A textile factory in Huaibei, Anhui province. China's Purchasing Managers' Index, an indicator of manufacturing activity, declined to 50.9 in June from 52 in May. [Photo / China Daily]
June PMI fell to 50.9, indicating a slowdown in national economy
BEIJING - China's manufacturing production fell to a 28-month low in June, indicating a sizeable slowdown in economic growth against a recent background of soaring inflation.
However, the inflationary pressure is likely to ease in the second half of the year, with both manufacturing input and output prices showing a slower rate of increase, according to a statement on the website of the China Federation of Logistics and Purchasing (CFLP).
The country's final official Purchasing Managers' Index (PMI), an indicator of manufacturing activity, declined to 50.9 in June from 52 in May, signaling a slower growth rate for the world's second-largest economy. The index was jointly released by the CFLP and the National Bureau of Statistics (NBS).
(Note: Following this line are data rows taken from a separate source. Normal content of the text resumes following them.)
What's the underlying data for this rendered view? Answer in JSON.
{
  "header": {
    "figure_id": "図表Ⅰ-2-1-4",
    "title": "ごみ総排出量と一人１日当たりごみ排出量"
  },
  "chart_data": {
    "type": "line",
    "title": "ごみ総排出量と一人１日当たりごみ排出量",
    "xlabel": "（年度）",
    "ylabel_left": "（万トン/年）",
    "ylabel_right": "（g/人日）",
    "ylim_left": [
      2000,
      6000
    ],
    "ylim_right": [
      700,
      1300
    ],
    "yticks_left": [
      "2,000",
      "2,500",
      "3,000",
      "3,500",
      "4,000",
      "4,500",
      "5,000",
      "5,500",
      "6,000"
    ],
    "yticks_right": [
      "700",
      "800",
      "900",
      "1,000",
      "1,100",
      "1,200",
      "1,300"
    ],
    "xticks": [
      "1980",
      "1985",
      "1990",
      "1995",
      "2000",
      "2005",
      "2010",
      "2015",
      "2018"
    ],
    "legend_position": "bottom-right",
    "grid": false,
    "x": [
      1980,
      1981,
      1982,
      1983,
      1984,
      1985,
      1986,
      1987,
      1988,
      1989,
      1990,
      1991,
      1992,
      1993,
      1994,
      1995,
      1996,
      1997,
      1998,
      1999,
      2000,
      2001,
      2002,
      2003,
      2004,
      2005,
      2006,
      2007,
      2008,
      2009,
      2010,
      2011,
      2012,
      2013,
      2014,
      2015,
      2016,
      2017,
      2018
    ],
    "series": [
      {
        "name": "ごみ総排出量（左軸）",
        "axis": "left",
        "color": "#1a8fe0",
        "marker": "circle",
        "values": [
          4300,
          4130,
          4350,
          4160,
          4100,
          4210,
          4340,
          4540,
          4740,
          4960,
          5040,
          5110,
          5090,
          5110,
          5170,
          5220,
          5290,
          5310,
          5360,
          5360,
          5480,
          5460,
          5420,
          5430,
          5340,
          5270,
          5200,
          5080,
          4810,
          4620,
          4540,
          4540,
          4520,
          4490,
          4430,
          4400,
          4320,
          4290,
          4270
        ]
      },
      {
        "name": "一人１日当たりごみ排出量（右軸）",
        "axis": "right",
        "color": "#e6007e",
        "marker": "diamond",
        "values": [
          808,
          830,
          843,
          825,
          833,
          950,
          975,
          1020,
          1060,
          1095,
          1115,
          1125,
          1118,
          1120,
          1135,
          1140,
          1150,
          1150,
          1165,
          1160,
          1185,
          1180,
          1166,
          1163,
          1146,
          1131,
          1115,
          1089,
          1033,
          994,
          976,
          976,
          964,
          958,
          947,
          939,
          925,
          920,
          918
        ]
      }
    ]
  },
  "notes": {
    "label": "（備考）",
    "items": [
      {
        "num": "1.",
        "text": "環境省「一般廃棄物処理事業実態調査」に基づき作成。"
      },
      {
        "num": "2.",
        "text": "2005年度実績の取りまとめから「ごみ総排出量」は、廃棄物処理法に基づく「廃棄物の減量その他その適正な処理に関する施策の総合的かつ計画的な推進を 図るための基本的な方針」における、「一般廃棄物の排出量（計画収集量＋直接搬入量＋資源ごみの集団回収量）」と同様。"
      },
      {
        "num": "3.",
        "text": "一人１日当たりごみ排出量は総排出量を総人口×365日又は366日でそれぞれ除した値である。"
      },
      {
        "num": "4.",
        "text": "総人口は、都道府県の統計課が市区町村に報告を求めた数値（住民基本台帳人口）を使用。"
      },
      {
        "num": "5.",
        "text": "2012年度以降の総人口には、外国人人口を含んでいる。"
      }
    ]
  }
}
The June figure follows readings of 52.9 in April and 53.4 in March. A reading above 50 means an expansion in manufacturing activity, while one below 50 indicates a contraction.
A heated debate is emerging in Beijing about whether the current monetary policy is overly tight and damaging to the economy.
At a forum last weekend, Professor Li Yining of Peking University argued that stagflation is likely to develop if monetary policy is further tightened.
Qu Hongbin, chief economist for China and co-head of Asian Economic Research at HSBC Holdings PLC, said that "the slowdown implies that policy tightening is working, pointing to a peak in inflation in the coming months".
The final June PMI reading confirmed that both manufacturing activity and inflation are slowing, he said. HSBC had released a lower preliminary PMI figure of 50.1 about a week ago.
Qu predicted GDP of around 9 percent for the whole year, given the year-on-year industrial output growth of 12 percent.
Gao Ting, head of the Wealth Management Research Department of UBS Securities Co Ltd in China, said that reductions in exports and consumption have contributed to the slowdown during the past month, but fixed asset investment still increased at a rapid pace, supporting a moderate expansion of the economy.
"The nation's economy is not likely to face a hard landing, and the slow growth rate may stop soon," said Gao, who predicted full-year GDP growth of 9.3 percent.
China's economic development may maintain a slower pace in July and August, but expansion is expected to be stable in the fourth quarter of the year, given a gradual easing of inflationary pressure, according to the statement from the CFLP.
A sub-index of manufacturing input prices has declined for four consecutive months to 56.7 in June, compared with 60.3 in May. That means that imported inflation, pushed higher by soaring global commodity prices, is easing, said the CFLP.
In addition, the PMI for the agricultural food-processing industry was 60.1 in June, 5.5 points higher than in May, indicating sufficient food supply in the market. Food prices are not likely to rise much higher in the future, despite floods in southern China, according to the CFLP.